Its a question that everyone asks themselves during their lifetimes. Its a question that humanity can't ever seem to figure out. More questions ensue, like:
What is my calling?
Why am I a part of this world?
A friend and I were talking a while back, and suddenly he asks me
"Who are you?"
Mind you, I'm talking to my best friend of 4 years, someone who possibly knows me as well, or better, than I know myself, so this question was a shocker.
I proceeded to list off things that describe who I am: A runner, a singer, a leader, a Spanish-lover.
Now, several months later, the same question keeps coming back up in my life.
I'm struggling so much lately with trying to decipher who I am, and what defines who I am.
Carrie Mills said in her Cornerstone once that, "What you do does not define you, rather, your worth is found in Christ."
Okay, so the first part kind of makes sense. Just because I run, sing, lead and speak Spanish, doesn't mean that is who I am. But the second part, what the heck?

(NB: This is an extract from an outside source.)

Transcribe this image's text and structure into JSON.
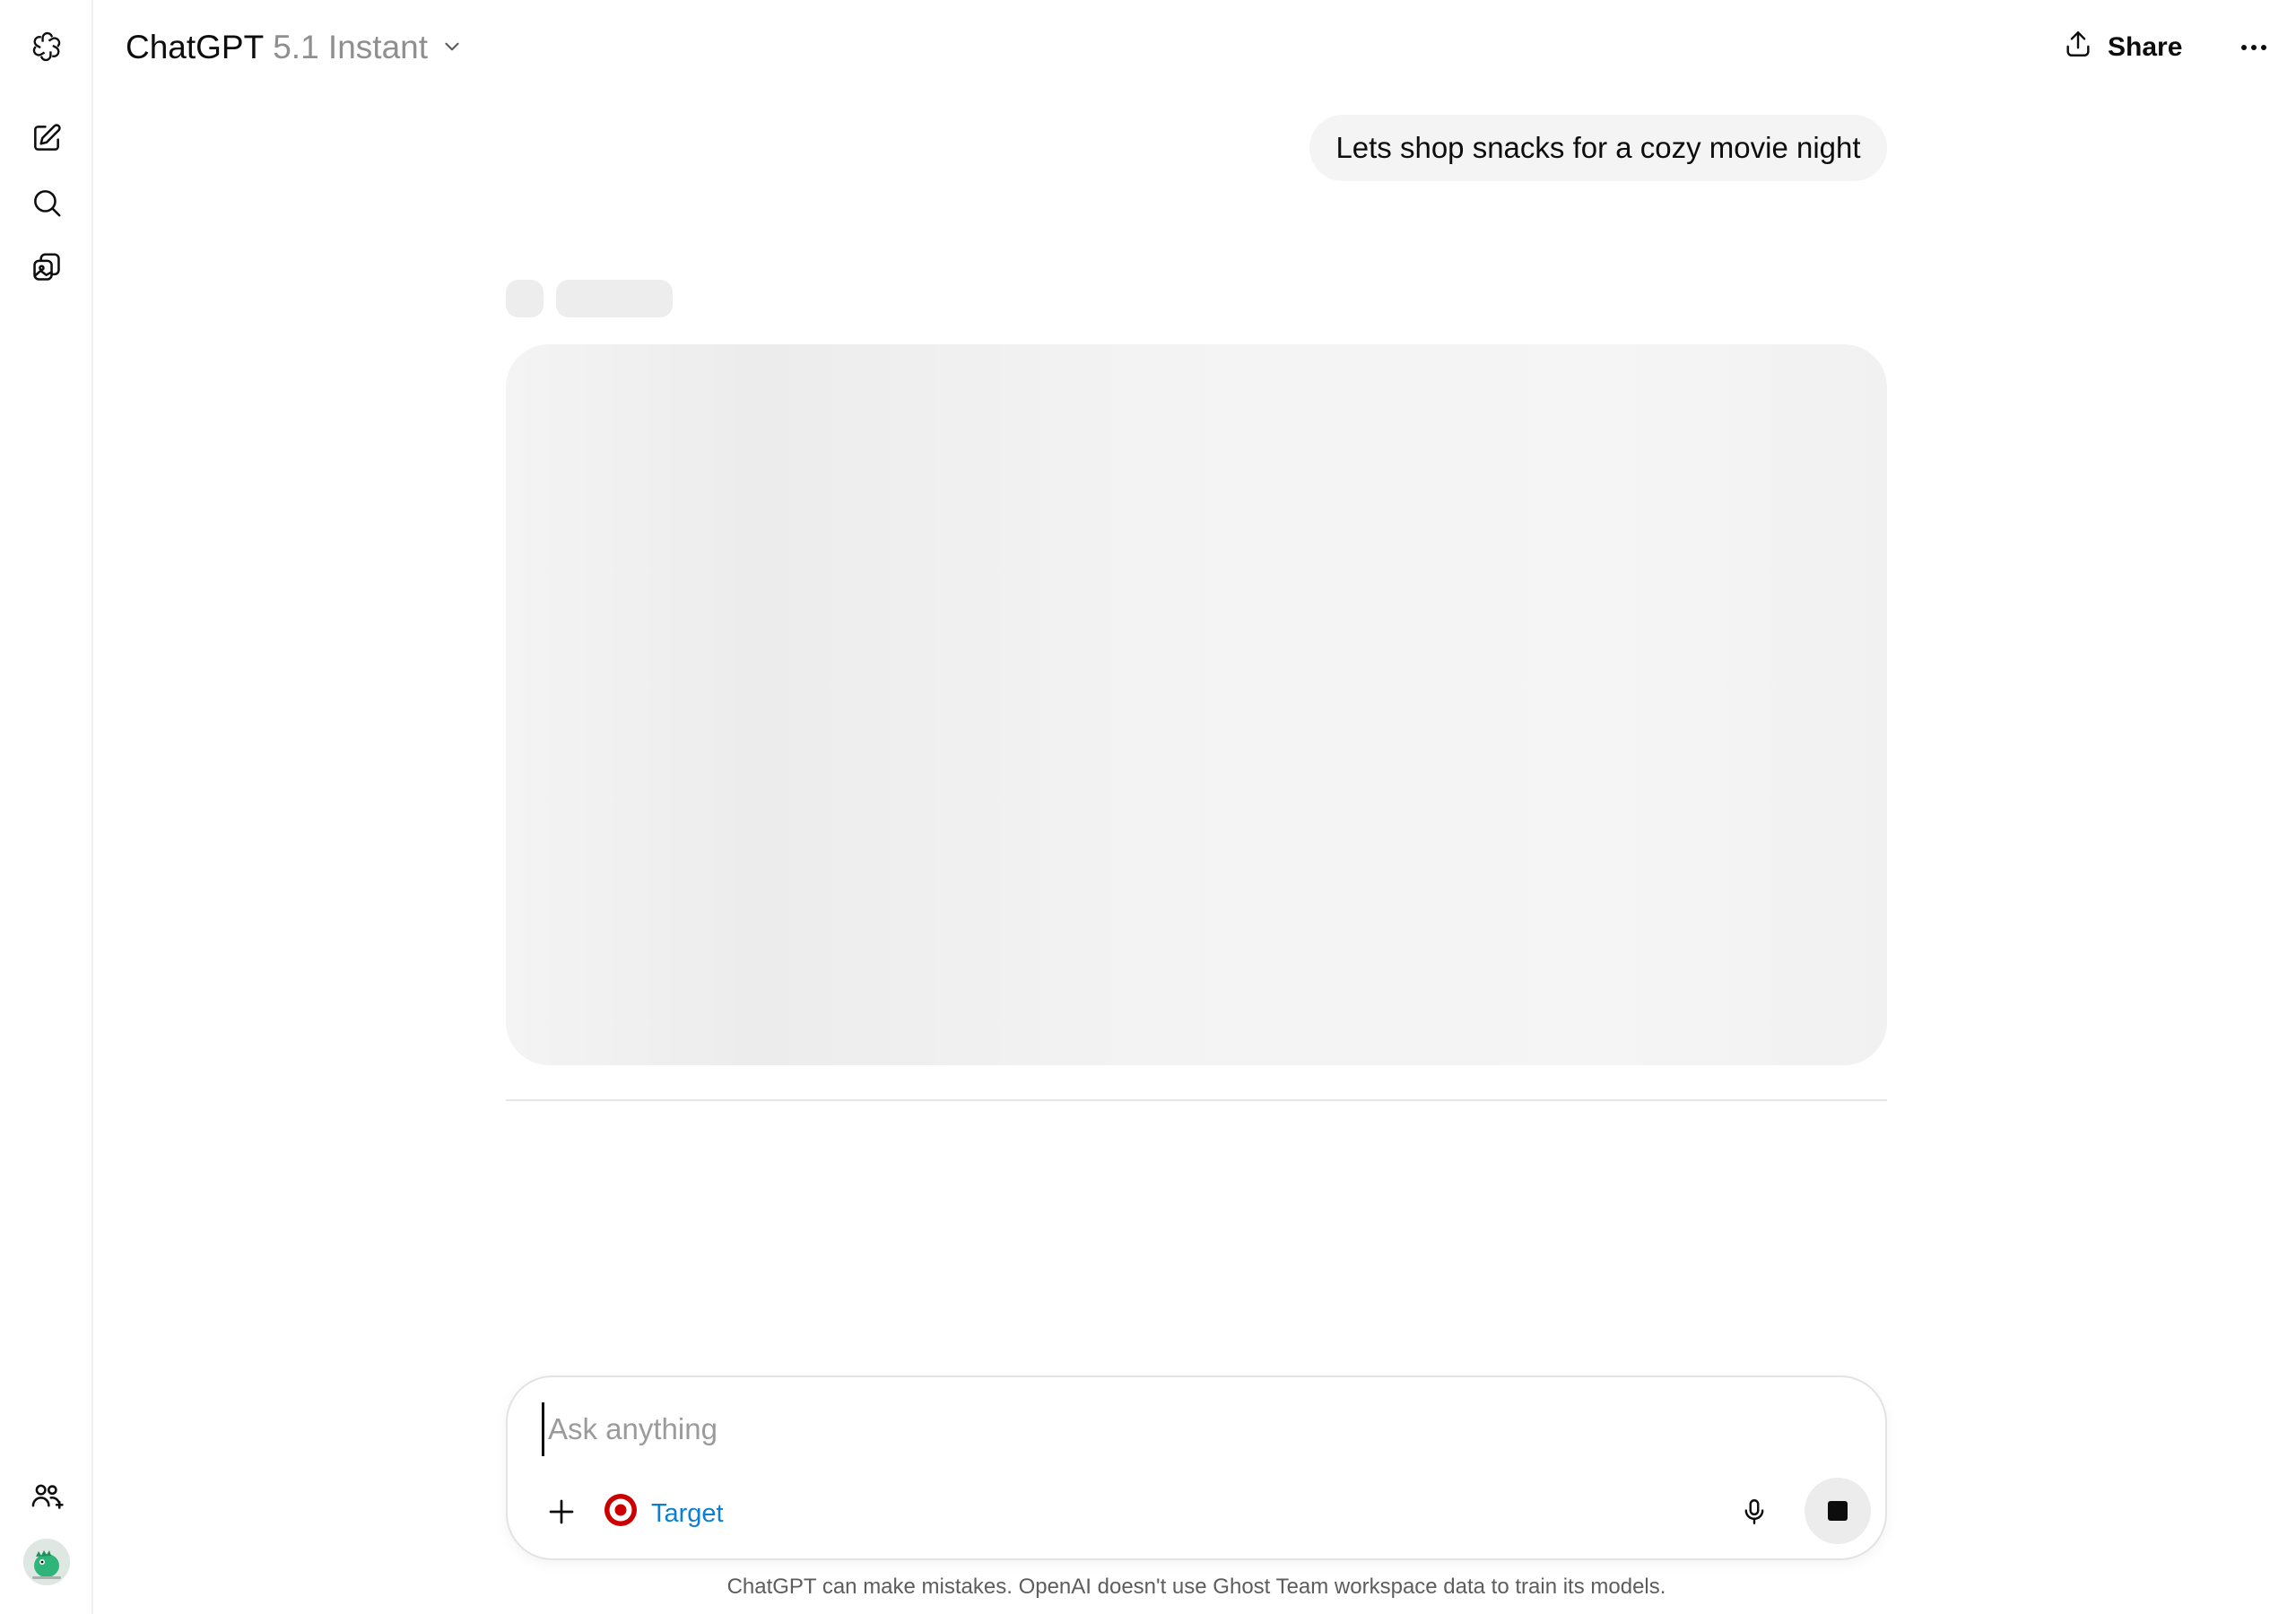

How am I supposed to find my worth in Christ? What does that really even mean? How do I list things that I think Christ sees in me? Is that even what she meant by that?
This really has been getting heavier on my heart lately. I have a feeling that this will be a neverending struggle for me.
Its time I search a little bit deeper, farther, longer, harder,... more fervently for Who I am and all of the questions that follow.